There are several layout strategies possible within the source controllers, from simply placing one array or stack in the 3D View (Mono – which is the default arrangement) through to more complex shapes like ellipses and rectangles. Each have their own set of controls, together with some controls common to all layouts. The different layout strategies are discussed below:
This is the default arrangement. This places one array or stack at the origin.
This arrangement places two arrays or stacks symmetrically along the X-Axis.

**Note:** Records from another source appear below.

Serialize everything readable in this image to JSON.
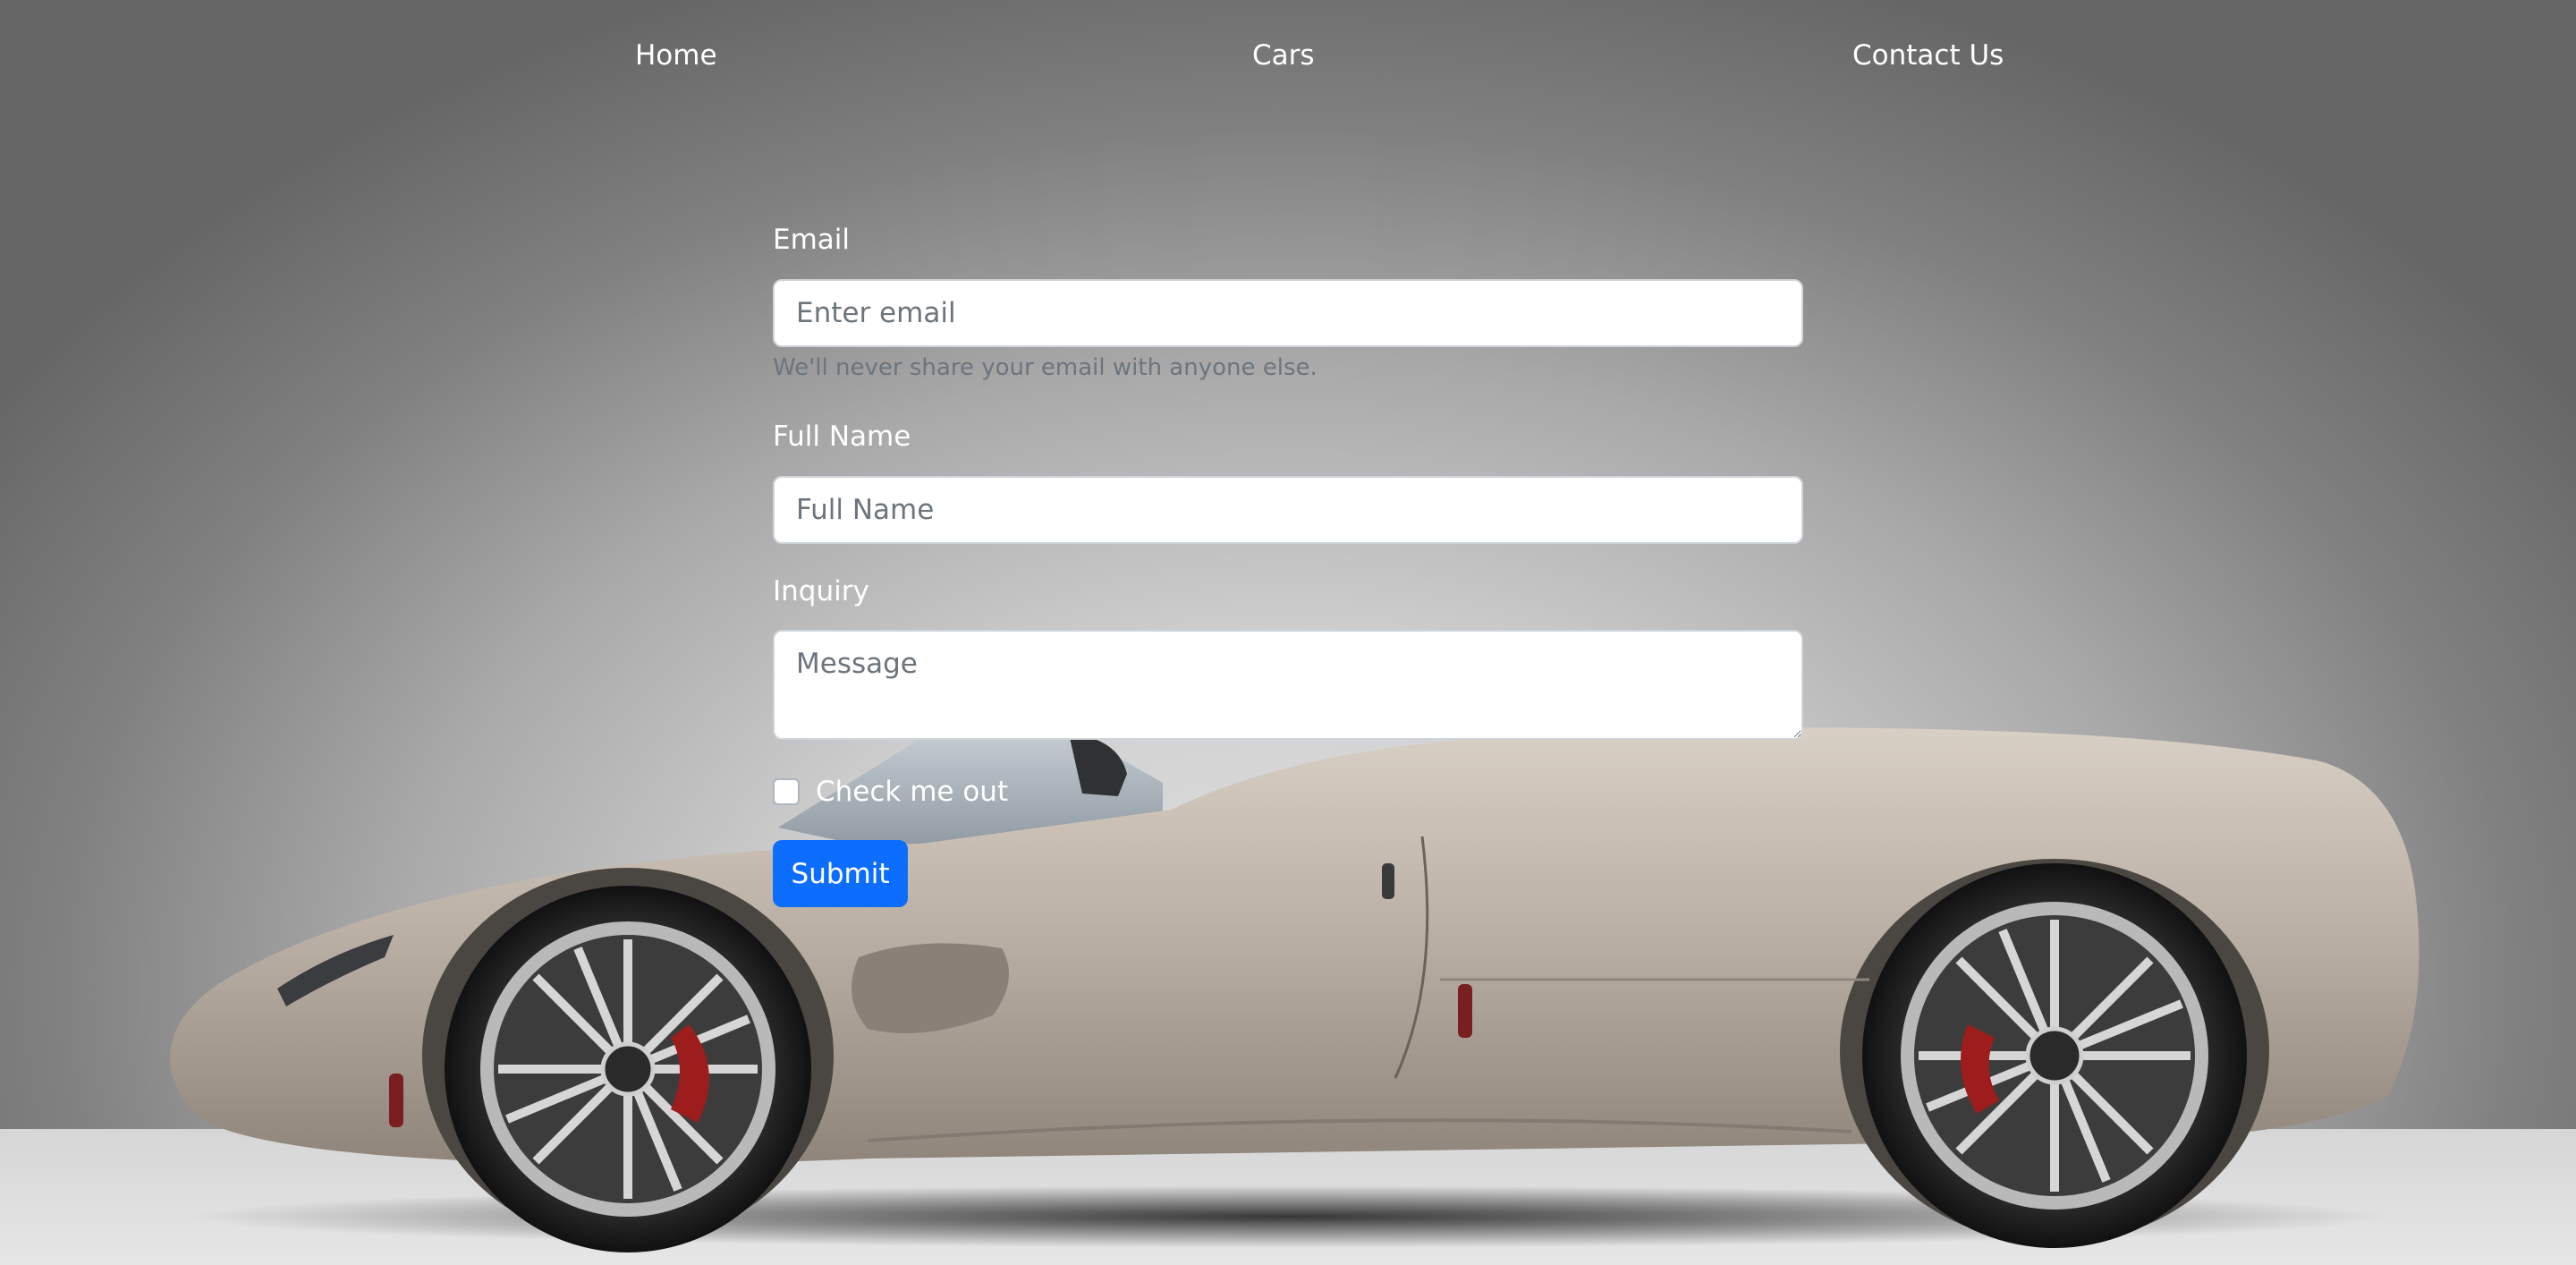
{
  "nav": {
    "home": "Home",
    "cars": "Cars",
    "contact": "Contact Us"
  },
  "form": {
    "email_label": "Email",
    "email_placeholder": "Enter email",
    "email_help": "We'll never share your email with anyone else.",
    "name_label": "Full Name",
    "name_placeholder": "Full Name",
    "inquiry_label": "Inquiry",
    "inquiry_placeholder": "Message",
    "check_label": "Check me out",
    "checked": false,
    "submit_label": "Submit"
  },
  "hero_image": {
    "subject": "champagne-colored roadster supercar, side profile",
    "body_color": "#bcb1a6"
  },
  "colors": {
    "primary_button": "#0d6efd",
    "nav_text": "#ffffff",
    "help_text": "#6c757d"
  }
}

The placement on the X-Axis is defined by the X-Axis origin.
- Straight Line
The Straight Line arrangement places ‘X’ amounts of arrays or stacks along a line defined by the ‘line width’ parameter. This can be useful for front fills.
The Circle/Ellipse arrangement places ‘X’ amounts of arrays or stack about a circular / elliptical path defined by the ‘Size X’, ‘Size Y’ and ‘Sector Angle’ parameters.

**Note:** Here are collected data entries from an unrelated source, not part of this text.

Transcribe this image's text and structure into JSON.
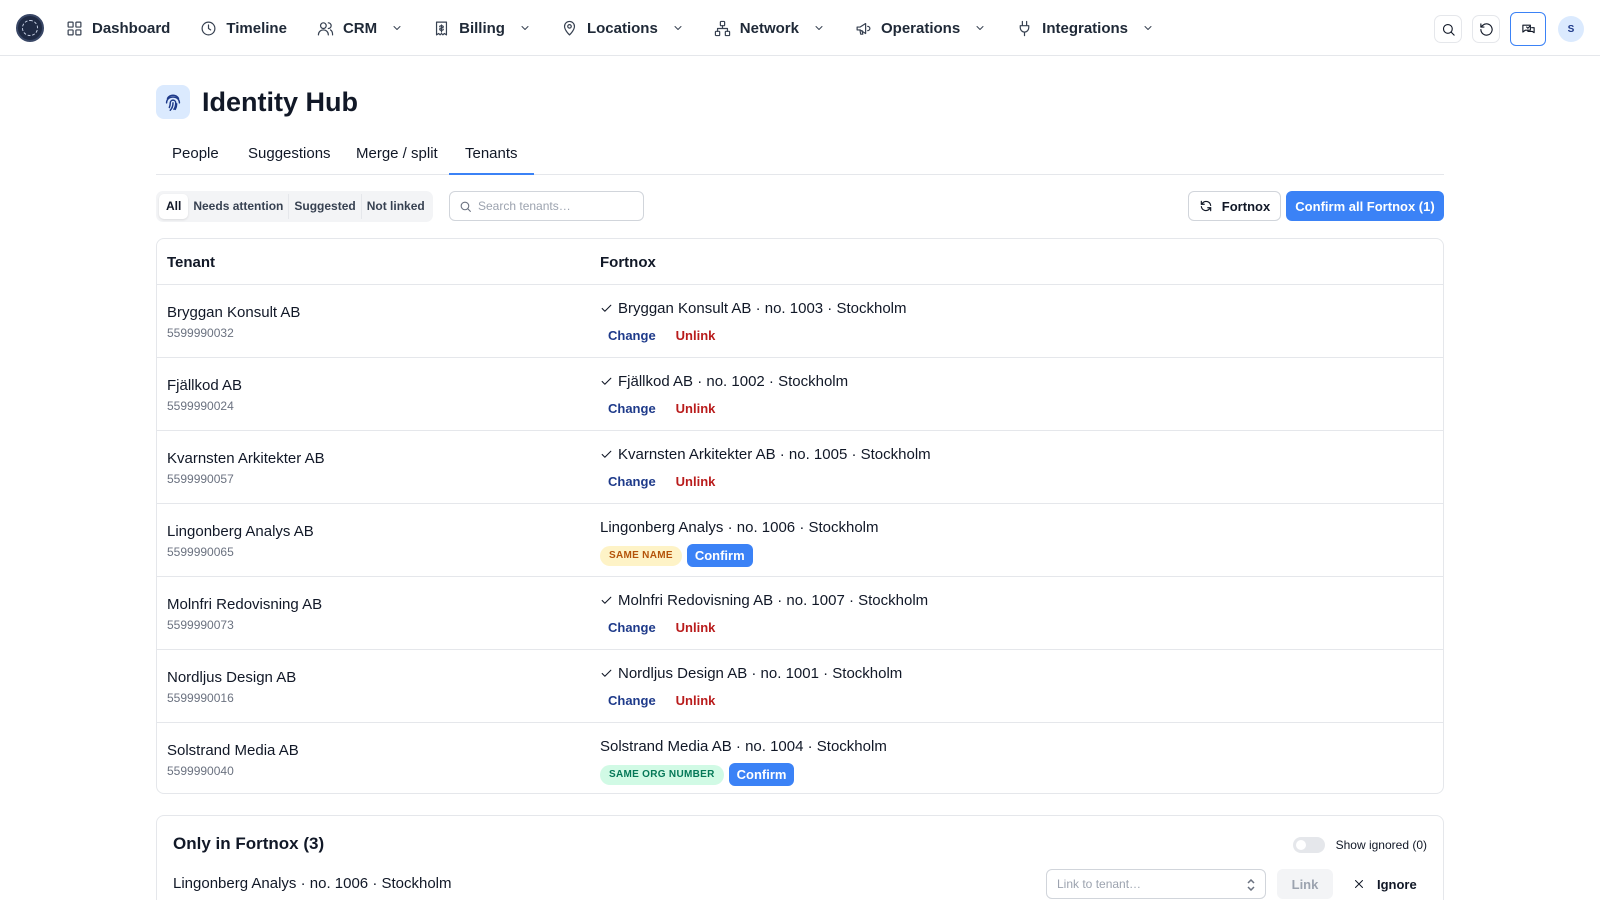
{
  "nav": {
    "items": [
      {
        "label": "Dashboard",
        "icon": "grid-icon",
        "dropdown": false
      },
      {
        "label": "Timeline",
        "icon": "clock-icon",
        "dropdown": false
      },
      {
        "label": "CRM",
        "icon": "users-icon",
        "dropdown": true
      },
      {
        "label": "Billing",
        "icon": "receipt-icon",
        "dropdown": true
      },
      {
        "label": "Locations",
        "icon": "map-pin-icon",
        "dropdown": true
      },
      {
        "label": "Network",
        "icon": "network-icon",
        "dropdown": true
      },
      {
        "label": "Operations",
        "icon": "megaphone-icon",
        "dropdown": true
      },
      {
        "label": "Integrations",
        "icon": "plug-icon",
        "dropdown": true
      }
    ],
    "avatar_initial": "S"
  },
  "page": {
    "title": "Identity Hub",
    "icon": "fingerprint-icon"
  },
  "tabs": [
    {
      "label": "People",
      "active": false
    },
    {
      "label": "Suggestions",
      "active": false
    },
    {
      "label": "Merge / split",
      "active": false
    },
    {
      "label": "Tenants",
      "active": true
    }
  ],
  "filters": {
    "segments": [
      {
        "label": "All",
        "active": true
      },
      {
        "label": "Needs attention",
        "active": false
      },
      {
        "label": "Suggested",
        "active": false
      },
      {
        "label": "Not linked",
        "active": false
      }
    ],
    "search_placeholder": "Search tenants…",
    "sync_label": "Fortnox",
    "confirm_all_label": "Confirm all Fortnox (1)"
  },
  "table": {
    "headers": {
      "tenant": "Tenant",
      "fortnox": "Fortnox"
    },
    "rows": [
      {
        "name": "Bryggan Konsult AB",
        "org": "5599990032",
        "fortnox": "Bryggan Konsult AB · no. 1003 · Stockholm",
        "status": "linked"
      },
      {
        "name": "Fjällkod AB",
        "org": "5599990024",
        "fortnox": "Fjällkod AB · no. 1002 · Stockholm",
        "status": "linked"
      },
      {
        "name": "Kvarnsten Arkitekter AB",
        "org": "5599990057",
        "fortnox": "Kvarnsten Arkitekter AB · no. 1005 · Stockholm",
        "status": "linked"
      },
      {
        "name": "Lingonberg Analys AB",
        "org": "5599990065",
        "fortnox": "Lingonberg Analys · no. 1006 · Stockholm",
        "status": "suggested",
        "badge": "SAME NAME",
        "badge_color": "#fef3c7"
      },
      {
        "name": "Molnfri Redovisning AB",
        "org": "5599990073",
        "fortnox": "Molnfri Redovisning AB · no. 1007 · Stockholm",
        "status": "linked"
      },
      {
        "name": "Nordljus Design AB",
        "org": "5599990016",
        "fortnox": "Nordljus Design AB · no. 1001 · Stockholm",
        "status": "linked"
      },
      {
        "name": "Solstrand Media AB",
        "org": "5599990040",
        "fortnox": "Solstrand Media AB · no. 1004 · Stockholm",
        "status": "suggested",
        "badge": "SAME ORG NUMBER",
        "badge_color": "#d1fae5"
      }
    ],
    "change_label": "Change",
    "unlink_label": "Unlink",
    "confirm_label": "Confirm"
  },
  "only_in_fortnox": {
    "title": "Only in Fortnox (3)",
    "show_ignored_label": "Show ignored (0)",
    "show_ignored": false,
    "items": [
      {
        "label": "Lingonberg Analys · no. 1006 · Stockholm"
      }
    ],
    "link_placeholder": "Link to tenant…",
    "link_label": "Link",
    "ignore_label": "Ignore"
  },
  "colors": {
    "accent": "#3b82f6",
    "change_link": "#1e3a8a",
    "unlink_link": "#b91c1c"
  }
}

The Arc arrangement places ‘X’ amounts of arrays or stacks about an arc path defined by the ‘Chord Length’ and ‘Angle’ parameters.
- Sub Arc
The Sub Arc arrangement is unique to the HSA Controller, and places ‘X’ amounts of subwoofers about an arc path defined by the ‘Line Width’ parameter. It also includes a beamsteering delay calculator to create broadside arrays.
Mechanical Angle: The mechanical angle parameter adds a progressive taper of physical displacement to the outer stacks of subwoofers with regards to the inner subwoofers within the array to create a beam-widening effect.
Electronic Angle: The electronic angle parameter adds a progressive taper of delay to the outer stacks of subwoofers with regards to the inner subwoofers within the array to create a beam-widening effect.
Beamsteering Angle: The beamsteering angle parameter adds a progressive taper of delay from one side of the subwoofer array to the other, to ‘steer’ the subwoofer energy from one side to another.
Note - with all adjustments of delay to the subwoofers within the HSA, be it through the electronic angle or beamsteering angle, care should be taken to ‘keep it sounding good’. It is very easy to place far too much delay on the outer subwoofers in the line, and see the mapping improve on the screen, but the real-world impact will be lost and turn into an apparent ‘smear’ of sub / low energy in reality. As a rough ‘rule of thumb’ - If the outer subwoofers are set to a delay time more than 5 or 6 milliseconds compared to the inner subwoofers, you should pay particular attention to what the array sounds like in reality.
The rectangle arrangement places ‘X’ amounts of arrays or stacks about a square or rectangular path defined by the Size ‘X’ & ‘Size Y’ parameters.